Russian-Style Salted Salmon Pie.
You can have Russian-Style Salted Salmon Pie using 8 ingredients and 15 steps. Here is how you cook that.
Ingredients of Russian-Style Salted Salmon Pie
- Prepare 1 box of of 4 sheets Frozen puff pastry.
- Prepare 4 of thinly sliced fillets Lightly salted salmon.
- You need 1 medium of Onion.
- Prepare 10 grams of Cellophane noodles.
- It’s 1 of Boiled egg.
- It’s 1 of Egg yolk.
- Prepare of Vegetable oil.
- Prepare 1 tbsp of each mayonnaise and ketchup Aurora sauce.
Russian-Style Salted Salmon Pie instructions
- Remove the salmon skin and thinly slice the flesh.
- Thinly slice the onion. Heat 2 tablespoons of vegetable oil in a skillet and sauté the onion until browned.
- Soak the harusame noodles in water to rehydrate, pre-boil until tender, then cut into small pieces.
- Boil the egg and cut into round slices.
- Connect 1/2 sheet of puff pastry with a full sheet of puff pastry. This will form the bottom of the pie.
- Flip the baking sheet over and place the puff pastry on the underside of the baking sheet. Arrange the filling on top of the puff pastry.
- Arrange the salmon on top of the puff pastry, leaving a 1 cm border around the edge. Fill the inside with the salmon.

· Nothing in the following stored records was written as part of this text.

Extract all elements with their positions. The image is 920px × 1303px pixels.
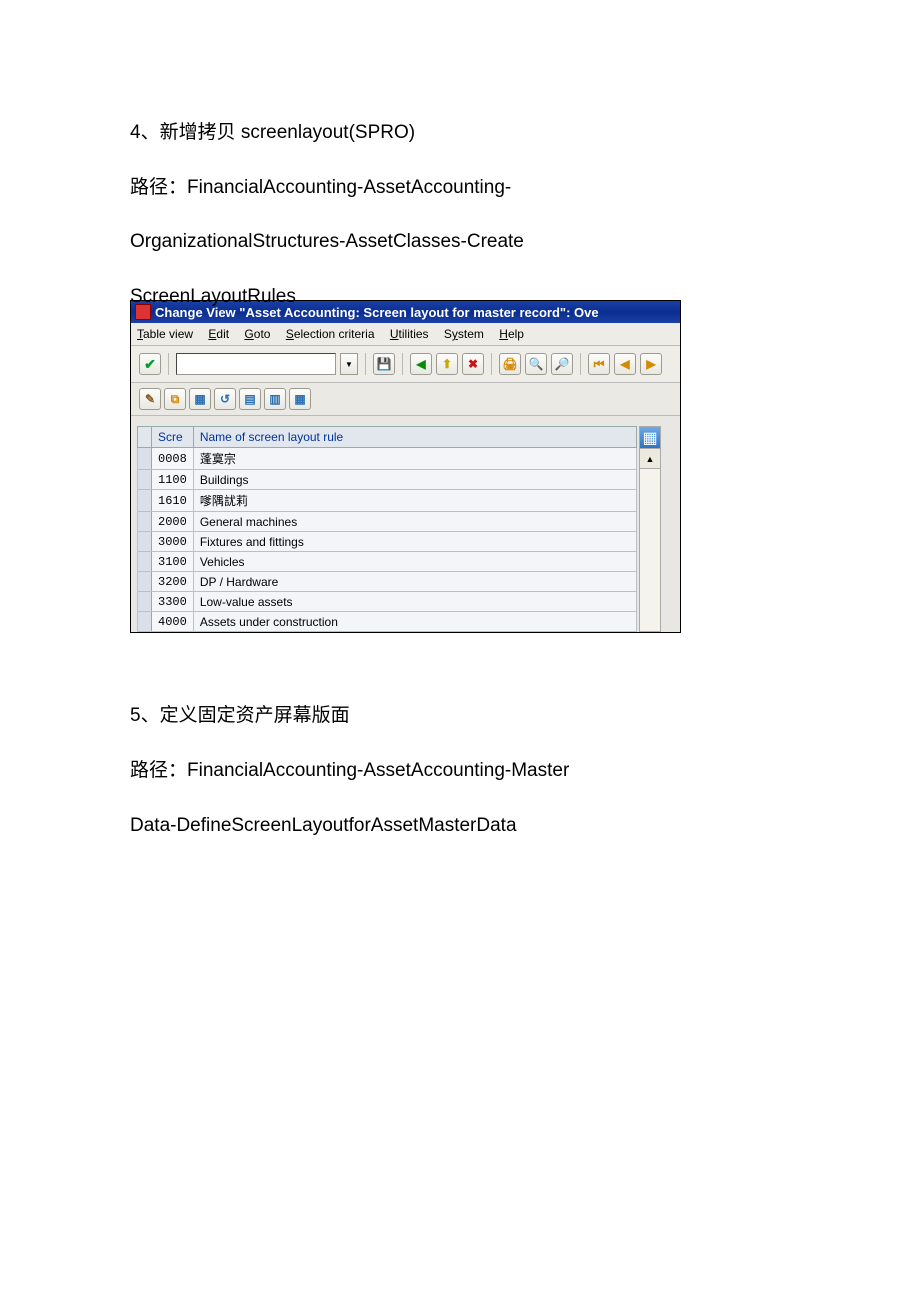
find-icon[interactable]: 🔍 (525, 353, 547, 375)
cell-name[interactable]: DP / Hardware (193, 572, 636, 592)
row-selector[interactable] (138, 490, 152, 512)
table-row[interactable]: 3300Low-value assets (138, 592, 637, 612)
row-selector[interactable] (138, 532, 152, 552)
application-toolbar: ✎ ⧉ ▦ ↺ ▤ ▥ ▦ (131, 383, 680, 416)
table-scrollbar[interactable]: ▦ ▲ (639, 426, 661, 632)
cell-name[interactable]: 嗲隅訧莉 (193, 490, 636, 512)
section4-heading: 4、新增拷贝 screenlayout(SPRO) (130, 120, 790, 147)
cancel-icon[interactable]: ✖ (462, 353, 484, 375)
exit-icon[interactable]: ⬆ (436, 353, 458, 375)
screen-layout-table: Scre Name of screen layout rule 0008 蓬寞宗… (137, 426, 637, 632)
row-selector[interactable] (138, 552, 152, 572)
cell-name[interactable]: Low-value assets (193, 592, 636, 612)
next-page-icon[interactable]: ▶ (640, 353, 662, 375)
table-area: Scre Name of screen layout rule 0008 蓬寞宗… (131, 416, 680, 632)
cell-name[interactable]: Fixtures and fittings (193, 532, 636, 552)
table-row[interactable]: 0008 蓬寞宗 (138, 448, 637, 470)
cell-code[interactable]: 3000 (152, 532, 194, 552)
row-selector[interactable] (138, 592, 152, 612)
undo-icon[interactable]: ↺ (214, 388, 236, 410)
cell-code[interactable]: 3300 (152, 592, 194, 612)
menu-bar: TTable viewable view Edit Goto Selection… (131, 323, 680, 346)
cell-code[interactable]: 2000 (152, 512, 194, 532)
cell-name[interactable]: Assets under construction (193, 612, 636, 632)
menu-table-view[interactable]: TTable viewable view (137, 327, 193, 341)
col-screen-layout[interactable]: Scre (152, 427, 194, 448)
section5-path-2: Data-DefineScreenLayoutforAssetMasterDat… (130, 813, 790, 840)
cell-code[interactable]: 3200 (152, 572, 194, 592)
table-row[interactable]: 2000General machines (138, 512, 637, 532)
first-page-icon[interactable]: ⏮ (588, 353, 610, 375)
col-select[interactable] (138, 427, 152, 448)
row-selector[interactable] (138, 448, 152, 470)
cell-code[interactable]: 1100 (152, 470, 194, 490)
table-row[interactable]: 4000Assets under construction (138, 612, 637, 632)
config-icon[interactable]: ▦ (289, 388, 311, 410)
select-all-icon[interactable]: ▤ (239, 388, 261, 410)
cell-name[interactable]: General machines (193, 512, 636, 532)
command-field[interactable] (176, 353, 336, 375)
cell-code[interactable]: 4000 (152, 612, 194, 632)
scroll-up-icon[interactable]: ▲ (640, 449, 660, 469)
cell-code[interactable]: 3100 (152, 552, 194, 572)
separator (491, 353, 492, 375)
cell-code[interactable]: 0008 (152, 448, 194, 470)
command-dropdown-icon[interactable]: ▼ (340, 353, 358, 375)
separator (402, 353, 403, 375)
table-row[interactable]: 3100Vehicles (138, 552, 637, 572)
window-titlebar: Change View "Asset Accounting: Screen la… (131, 301, 680, 323)
app-icon (135, 304, 151, 320)
new-entries-icon[interactable]: ✎ (139, 388, 161, 410)
table-row[interactable]: 1100Buildings (138, 470, 637, 490)
row-selector[interactable] (138, 470, 152, 490)
copy-icon[interactable]: ⧉ (164, 388, 186, 410)
row-selector[interactable] (138, 572, 152, 592)
section4-path-1: 路径：FinancialAccounting-AssetAccounting- (130, 175, 790, 202)
section5-heading: 5、定义固定资产屏幕版面 (130, 703, 790, 730)
row-selector[interactable] (138, 612, 152, 632)
cell-name[interactable]: Vehicles (193, 552, 636, 572)
separator (580, 353, 581, 375)
menu-selection-criteria[interactable]: Selection criteria (286, 327, 375, 341)
table-row[interactable]: 3200DP / Hardware (138, 572, 637, 592)
menu-edit[interactable]: Edit (208, 327, 229, 341)
prev-page-icon[interactable]: ◀ (614, 353, 636, 375)
table-settings-icon[interactable]: ▦ (640, 427, 660, 449)
save-icon[interactable]: 💾 (373, 353, 395, 375)
cell-name[interactable]: Buildings (193, 470, 636, 490)
menu-system[interactable]: System (444, 327, 484, 341)
sap-window: Change View "Asset Accounting: Screen la… (130, 300, 681, 633)
table-row[interactable]: 3000Fixtures and fittings (138, 532, 637, 552)
menu-help[interactable]: Help (499, 327, 524, 341)
separator (365, 353, 366, 375)
deselect-all-icon[interactable]: ▥ (264, 388, 286, 410)
col-name[interactable]: Name of screen layout rule (193, 427, 636, 448)
print-icon[interactable]: 🖨 (499, 353, 521, 375)
delete-icon[interactable]: ▦ (189, 388, 211, 410)
window-title: Change View "Asset Accounting: Screen la… (155, 305, 599, 320)
cell-code[interactable]: 1610 (152, 490, 194, 512)
back-icon[interactable]: ◀ (410, 353, 432, 375)
section5-path-1: 路径：FinancialAccounting-AssetAccounting-M… (130, 758, 790, 785)
section4-path-2: OrganizationalStructures-AssetClasses-Cr… (130, 229, 790, 256)
row-selector[interactable] (138, 512, 152, 532)
cell-name[interactable]: 蓬寞宗 (193, 448, 636, 470)
separator (168, 353, 169, 375)
find-next-icon[interactable]: 🔎 (551, 353, 573, 375)
enter-icon[interactable]: ✔ (139, 353, 161, 375)
menu-utilities[interactable]: Utilities (390, 327, 429, 341)
standard-toolbar: ✔ ▼ 💾 ◀ ⬆ ✖ 🖨 🔍 🔎 ⏮ ◀ ▶ (131, 346, 680, 383)
menu-goto[interactable]: Goto (244, 327, 270, 341)
table-row[interactable]: 1610嗲隅訧莉 (138, 490, 637, 512)
scroll-track[interactable] (640, 469, 660, 631)
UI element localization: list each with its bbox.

- Spread the harusame noodles on top.
- Place sliced onions on top.
- Arrange the sliced boiled eggs on top.
- Place the remaining salmon on top.
- Once the filling is assembled, place 2 sheets of puff pastry side by side on top to cover it. Lightly press on the surface evenly to make it settle.
- Place a strip of the remaining puff pasty over the seam to make it look like a ribbon. Place another strip perpendicularly and decorate it with a ribbon made from another strip.
- Press the edges with your fingers, then, using a fork, press the edges of dough together all the way around. Pierce several holes into the surface with a fork.
- Brush the beaten egg on top. Preheat the oven to 200℃, place the baking sheet on the lower rack, and bake for 20 minutes. Reduce the temperature to 180℃ and bake for another 20 minutes.